Explaination: Generating pseudo random text with Markov chains using Python

解释:使用 Python 生成带有马尔可夫链的伪随机文本

回答by drxzcl

You should be "training" the Markov model with multiple sequences, so that you accurately sample the starting state probabilities as well (called "pi" in Markov-speak). If you use a single sequence then you will always start in the same state.

您应该使用多个序列“训练”马尔可夫模型,以便您也准确地对起始状态概率进行采样(在马尔可夫语中称为“pi”)。如果您使用单个序列,那么您将始终以相同的状态开始。

In the case of Orwell's 1984 you would want to use sentence tokenization first (NLTK is very good at it), then word tokenization (yielding a list of lists of tokens, not just a single list of tokens) and then feed each sentence separately to the Markov model. This will allow it to properly model sequence starts, instead of being stuck on a single way to start every sequence.

在 Orwell 的 1984 年的情况下,您可能希望首先使用句子标记化(NLTK 非常擅长),然后是单词标记化(产生标记列表列表,而不仅仅是单个标记列表),然后将每个句子分别提供给马尔可夫模型。这将允许它正确地模拟序列的开始,而不是卡在单一的方式来开始每个序列。

回答by Mastermind

Your sample corpus is most likely to be too small. I don't know how exactly nltk builds its trigram model but it is common practice that beginning and end of sentences are handled somehow. Since there is only one beginning of sentence in your corpus this might be the reason why every sentence has the same beginning.

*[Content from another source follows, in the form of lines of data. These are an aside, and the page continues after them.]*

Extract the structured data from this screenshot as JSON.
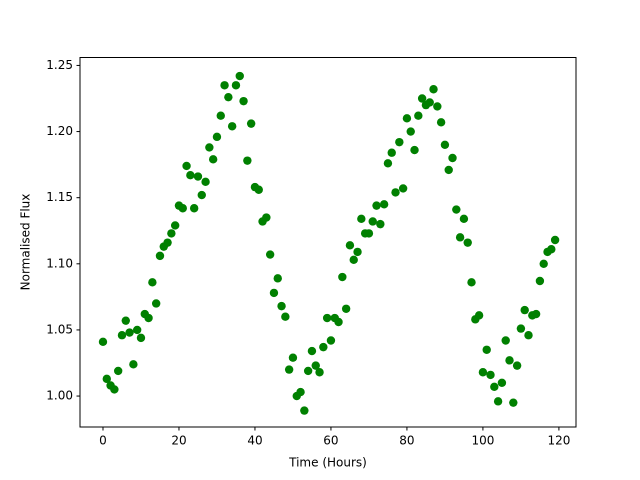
{
  "chart_data": {
    "type": "scatter",
    "xlabel": "Time (Hours)",
    "ylabel": "Normalised Flux",
    "color": "#008000",
    "x": [
      0,
      1,
      2,
      3,
      4,
      5,
      6,
      7,
      8,
      9,
      10,
      11,
      12,
      13,
      14,
      15,
      16,
      17,
      18,
      19,
      20,
      21,
      22,
      23,
      24,
      25,
      26,
      27,
      28,
      29,
      30,
      31,
      32,
      33,
      34,
      35,
      36,
      37,
      38,
      39,
      40,
      41,
      42,
      43,
      44,
      45,
      46,
      47,
      48,
      49,
      50,
      51,
      52,
      53,
      54,
      55,
      56,
      57,
      58,
      59,
      60,
      61,
      62,
      63,
      64,
      65,
      66,
      67,
      68,
      69,
      70,
      71,
      72,
      73,
      74,
      75,
      76,
      77,
      78,
      79,
      80,
      81,
      82,
      83,
      84,
      85,
      86,
      87,
      88,
      89,
      90,
      91,
      92,
      93,
      94,
      95,
      96,
      97,
      98,
      99,
      100,
      101,
      102,
      103,
      104,
      105,
      106,
      107,
      108,
      109,
      110,
      111,
      112,
      113,
      114,
      115,
      116,
      117,
      118,
      119
    ],
    "values": [
      1.041,
      1.013,
      1.008,
      1.005,
      1.019,
      1.046,
      1.057,
      1.048,
      1.024,
      1.05,
      1.044,
      1.062,
      1.059,
      1.086,
      1.07,
      1.106,
      1.113,
      1.116,
      1.123,
      1.129,
      1.144,
      1.142,
      1.174,
      1.167,
      1.142,
      1.166,
      1.152,
      1.162,
      1.188,
      1.179,
      1.196,
      1.212,
      1.235,
      1.226,
      1.204,
      1.235,
      1.242,
      1.223,
      1.178,
      1.206,
      1.158,
      1.156,
      1.132,
      1.135,
      1.107,
      1.078,
      1.089,
      1.068,
      1.06,
      1.02,
      1.029,
      1.0,
      1.003,
      0.989,
      1.019,
      1.034,
      1.023,
      1.018,
      1.037,
      1.059,
      1.042,
      1.059,
      1.056,
      1.09,
      1.066,
      1.114,
      1.103,
      1.109,
      1.134,
      1.123,
      1.123,
      1.132,
      1.144,
      1.13,
      1.145,
      1.176,
      1.184,
      1.154,
      1.192,
      1.157,
      1.21,
      1.2,
      1.186,
      1.212,
      1.225,
      1.22,
      1.222,
      1.232,
      1.219,
      1.207,
      1.19,
      1.171,
      1.18,
      1.141,
      1.12,
      1.134,
      1.116,
      1.086,
      1.058,
      1.061,
      1.018,
      1.035,
      1.016,
      1.007,
      0.996,
      1.01,
      1.042,
      1.027,
      0.995,
      1.023,
      1.051,
      1.065,
      1.046,
      1.061,
      1.062,
      1.087,
      1.1,
      1.109,
      1.111,
      1.118
    ],
    "xlim": [
      -6.05,
      124.5
    ],
    "xticks": [
      0,
      20,
      40,
      60,
      80,
      100,
      120
    ],
    "ylim": [
      0.9766,
      1.256
    ],
    "yticks": [
      {
        "value": 1,
        "label": "1.00"
      },
      1.05,
      {
        "value": 1.1,
        "label": "1.10"
      },
      1.15,
      {
        "value": 1.2,
        "label": "1.20"
      },
      1.25
    ]
  }
}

您的样本语料库很可能太小了。我不知道 nltk 究竟是如何构建其三元模型的,但通常的做法是以某种方式处理句子的开头和结尾。由于您的语料库中只有一个句子的开头,这可能是每个句子都有相同开头的原因。

回答by Geo

Maybe you can sort the tokens array randomly before generating a sentence.

也许您可以在生成句子之前随机对令牌数组进行排序。

回答by Mark Rushakoff

Are you sure that using word_tokenizeis the right approach?

您确定使用word_tokenize是正确的方法吗?

This Google groups pagehas the example:

此 Google 群组页面包含示例:

>>> import nltk
>>> text = nltk.Text(nltk.corpus.brown.words()) # Get text from brown
>>> text.generate() 

But I've never used nltk, so I can't say whether that works the way you want.

但是我从来没有使用过 nltk,所以我不能说它是否按你想要的方式工作。